Under judicial supremacy, the branches of government are not co-equal. Instead, under judicial supremacy, courts are above checks and balances by other branches of government. This subverts the Constitutional Separation of Powers that exists to prevent the rise of tyrannical government. Numerous American statesmen have rejected judicial supremacy, including Presidents Thomas Jefferson, Andrew Jackson, Abraham Lincoln, and Franklin Delano Roosevelt. Also, Alexander Hamilton completely rejected judicial supremacy in Federalist No. 78.

Background

A supremacist is one who believes in or advocates the supremacy of a particular group.[2] Supremacism is the implementation of the agenda of a supremacist.

The better, and more traditional, view is that the U.S. Constitution itself is the supreme law of the land, and that three branches of the federal government (Legislative, Executive, Judiciary) are equally responsible for upholding the Constitution and for applying checks and balances against usurpation in power by a rival branch.

Court

The first case of judicial supremacy was the 1958 case Cooper v. Aaron, which asserted that because of the 1803 decision in Marbury v. Madison, that "This decision declared the basic principle that the federal judiciary is supreme in the exposition of the law of the Constitution, and that principle has ever since been respected by this Court and the Country as a permanent and indispensable feature of our constitutional system."

The Cooper case justifies this position by taking one quote out of Marbury, while disregarding the whole of the decision. Marbury is actually quite modest, despite the claims of the supremacists, and asserts that Congress is not constitutionally capable of extending the Court's jurisdiction further than Constitutional proscription.[3]

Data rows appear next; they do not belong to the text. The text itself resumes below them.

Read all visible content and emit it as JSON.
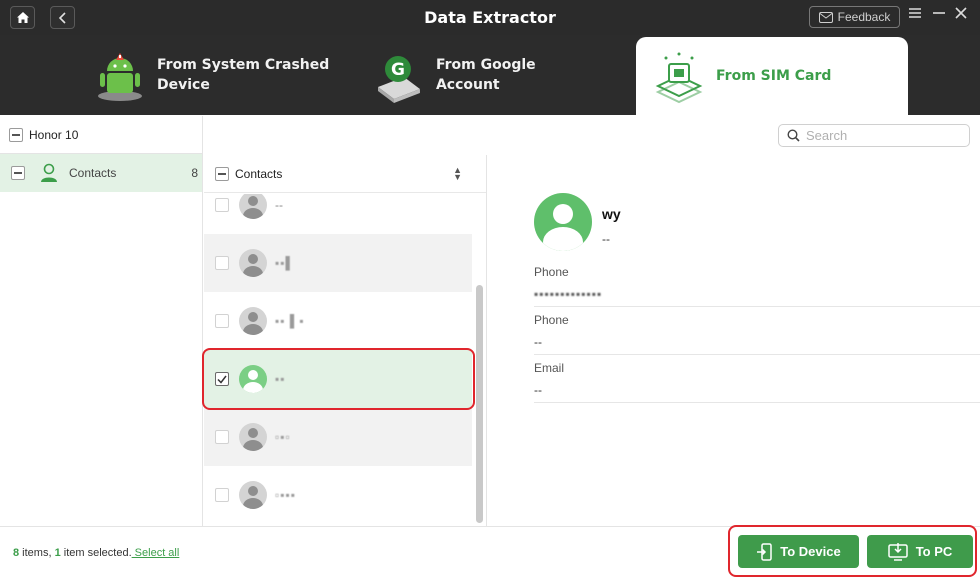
{
  "window": {
    "title": "Data Extractor",
    "feedback_label": "Feedback"
  },
  "tabs": [
    {
      "label": "From System Crashed Device",
      "line1": "From System Crashed",
      "line2": "Device",
      "active": false
    },
    {
      "label": "From Google Account",
      "active": false
    },
    {
      "label": "From SIM Card",
      "active": true
    }
  ],
  "colors": {
    "accent": "#3c9e4a",
    "highlight": "#e0262d",
    "titlebar": "#2b2b2b"
  },
  "device": {
    "name": "Honor 10"
  },
  "categories": [
    {
      "label": "Contacts",
      "count": "8",
      "icon": "person-icon"
    }
  ],
  "search": {
    "placeholder": "Search"
  },
  "contact_list": {
    "header": "Contacts",
    "rows": [
      {
        "name": "--",
        "checked": false
      },
      {
        "name": "▪︎▪︎▌",
        "checked": false
      },
      {
        "name": "▪︎▪︎ ▌▪︎",
        "checked": false
      },
      {
        "name": "▪︎▪︎",
        "checked": true
      },
      {
        "name": "▫︎▪︎▫︎",
        "checked": false
      },
      {
        "name": "▫︎▪︎▪︎▪︎",
        "checked": false
      }
    ]
  },
  "detail": {
    "name": "wy",
    "subtitle": "--",
    "fields": [
      {
        "label": "Phone",
        "value": "▪︎▪︎▪︎▪︎▪︎▪︎▪︎▪︎▪︎▪︎▪︎▪︎▪︎"
      },
      {
        "label": "Phone",
        "value": "--"
      },
      {
        "label": "Email",
        "value": "--"
      }
    ]
  },
  "footer": {
    "items_count": "8",
    "items_text": " items, ",
    "selected_count": "1",
    "selected_text": " item selected.",
    "select_all": " Select all",
    "to_device": "To Device",
    "to_pc": "To PC"
  }
}
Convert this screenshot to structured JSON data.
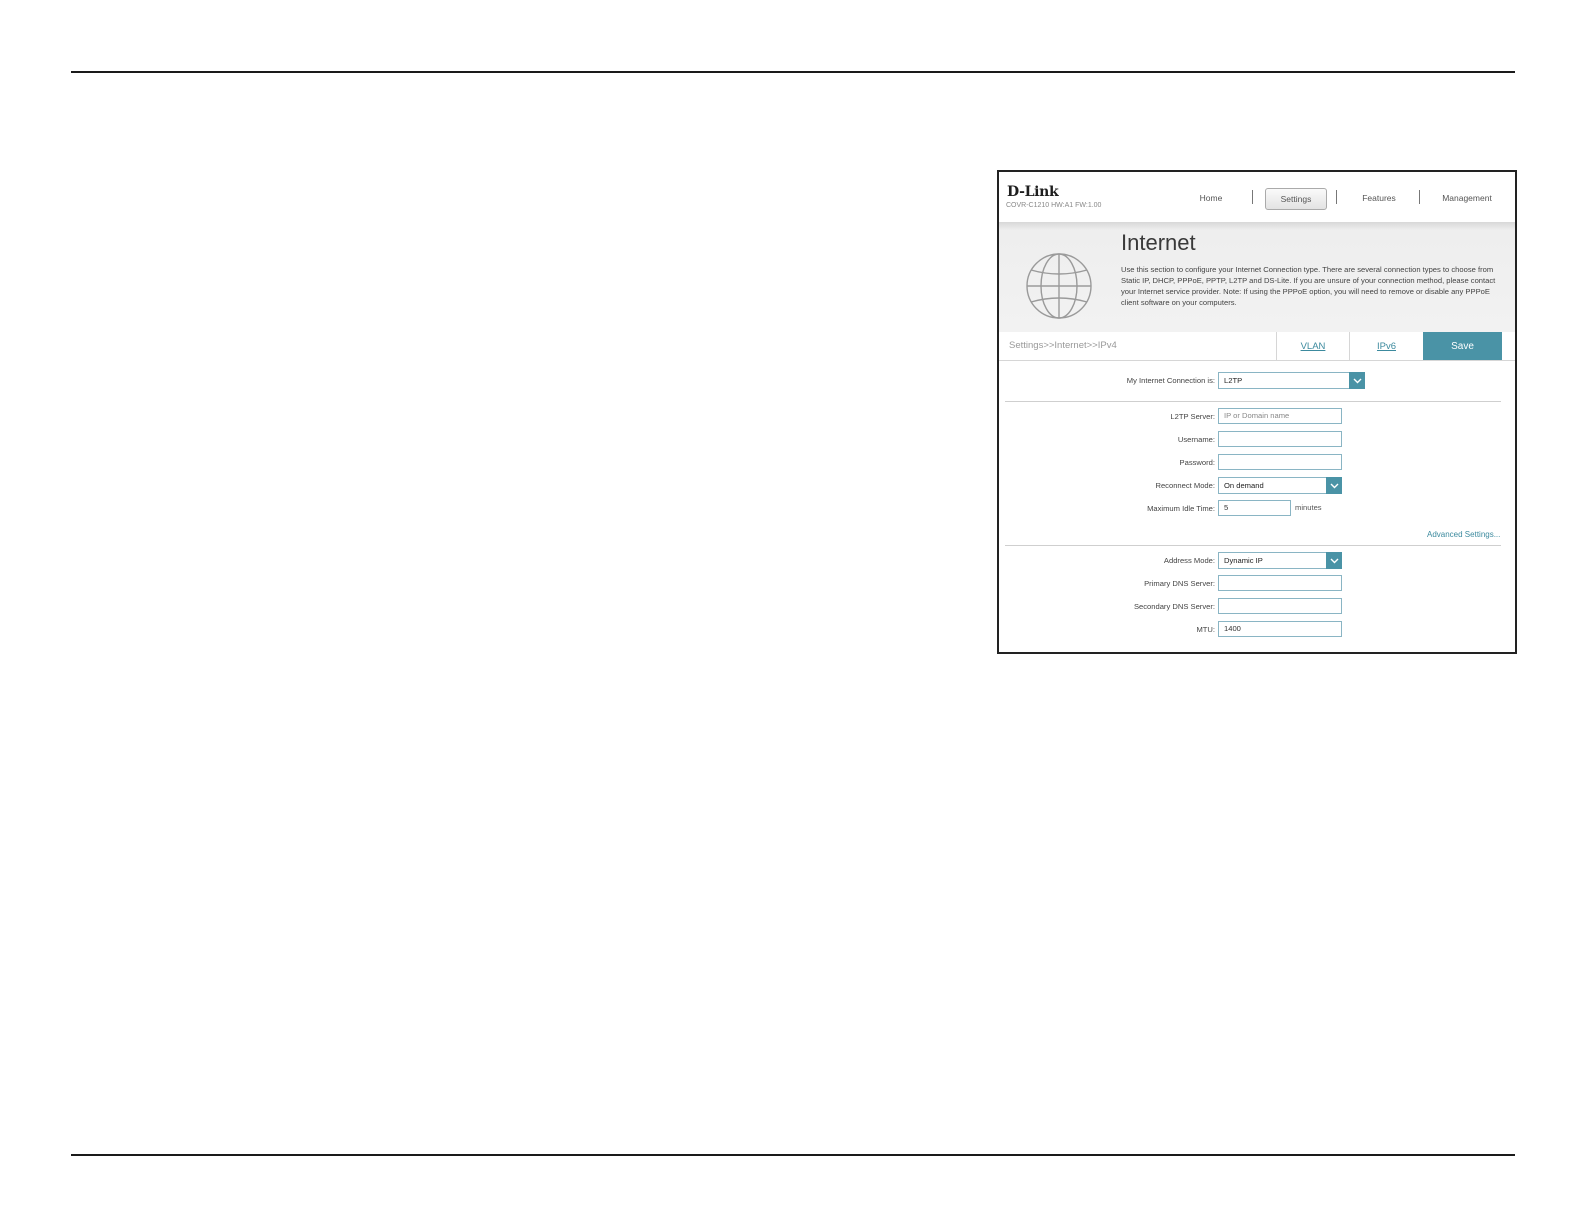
{
  "app": {
    "logo": "D-Link",
    "model_info": "COVR-C1210 HW:A1 FW:1.00",
    "nav": [
      "Home",
      "Settings",
      "Features",
      "Management"
    ],
    "active_nav": "Settings"
  },
  "banner": {
    "title": "Internet",
    "description": "Use this section to configure your Internet Connection type. There are several connection types to choose from Static IP, DHCP, PPPoE, PPTP, L2TP and DS-Lite. If you are unsure of your connection method, please contact your Internet service provider. Note: If using the PPPoE option, you will need to remove or disable any PPPoE client software on your computers."
  },
  "breadcrumb": "Settings>>Internet>>IPv4",
  "tabs": {
    "vlan": "VLAN",
    "ipv6": "IPv6",
    "save": "Save"
  },
  "form": {
    "connection_label": "My Internet Connection is:",
    "connection_value": "L2TP",
    "l2tp_server_label": "L2TP Server:",
    "l2tp_server_placeholder": "IP or Domain name",
    "username_label": "Username:",
    "username_value": "",
    "password_label": "Password:",
    "password_value": "",
    "reconnect_label": "Reconnect Mode:",
    "reconnect_value": "On demand",
    "idle_label": "Maximum Idle Time:",
    "idle_value": "5",
    "idle_unit": "minutes",
    "advanced_link": "Advanced Settings...",
    "address_mode_label": "Address Mode:",
    "address_mode_value": "Dynamic IP",
    "primary_dns_label": "Primary DNS Server:",
    "primary_dns_value": "",
    "secondary_dns_label": "Secondary DNS Server:",
    "secondary_dns_value": "",
    "mtu_label": "MTU:",
    "mtu_value": "1400"
  },
  "colors": {
    "accent": "#4a93a6",
    "link": "#3c8a9e",
    "input_border": "#8ab5c4"
  }
}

But what the supremacists are not looking to do is stay within the framework of Constitutionality, instead, they are trying to break free from its bonds and make the judiciary the most powerful branch. One author notes of judicial supremacy that "the court defines effective constitutional meaning such that other government officials are bound to adhere not only to the Court's disposition of a specific case but also to the Court's constitutional reasoning."[4]

This much was stated plainly in the 1992 case Planned Parenthood v. Casey, where the court declared itself above the people when it wrote that it was "invested with the authority to decide their constitutional cases and speak before all others for their constitutional ideals."[1] Judges, however, are not elected by the people and thus, are not their direct representatives.

In 2007, Chief Justice John Roberts wrote for the court in criticizing and rejection the temptation for courts to exercise "judicial supremacy."[5]

Judicial veto

Despite the fact that many of the supremacist school claim Marbury's Judicial review ruling as their platform, the Constitution does not simply give power to judges to veto laws.[6]